Nel 2017 torna nella città distrutta dalla battaglia e ritrova 35 opere, il portato di una vita dedicata all’arte. Nell’ammasso di tele, tre a tema cristiano sono state squarciate dai jihadisti in nome di un’iconoclastia che attribuisce al vandalismo dei jihadisti un carattere specifico: colpire le minoranze attraverso i loro simboli religiosi. È questo lo scopo degli uomini di Daesh, per i quali l’estensione del Califfato deve coincidere con l’eliminazione di qualsiasi elemento alieno alla loro ideologia.

Al Kanun decide di rimettere assieme la collezione e di portarla al sicuro, nel suo campo a Erbil. La Battaglia di Mosul sta per finire, il confine curdo-iracheno è un non luogo dove il transito di opere è difficile. L’artista però ci prova, vuole «ricucire quegli squarci come forma di resistenza allo Stato Islamico… come volontà di tornare alla vita malgrado la guerra».

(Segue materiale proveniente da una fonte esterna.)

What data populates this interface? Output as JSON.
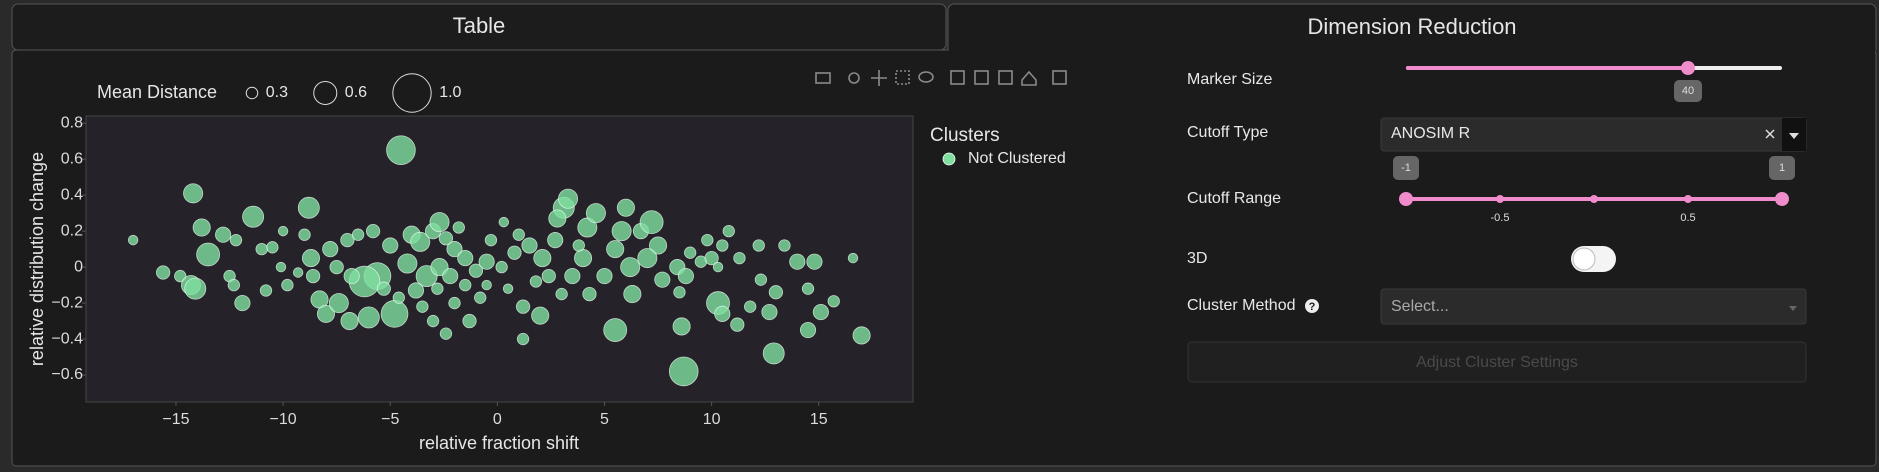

Grazie a un furgone riesce nell’intento e inizia a ripararle usando frammenti di tela, dell’acqua e un po’ di colla. Il suo è un gesto simbolico, capace di testimoniare la violenza che sconvolge il Paese e di auspicare il riavvicinamento tra le etnie che compongono il mosaico iracheno, in quanto in Iraq si può tornare a vivere.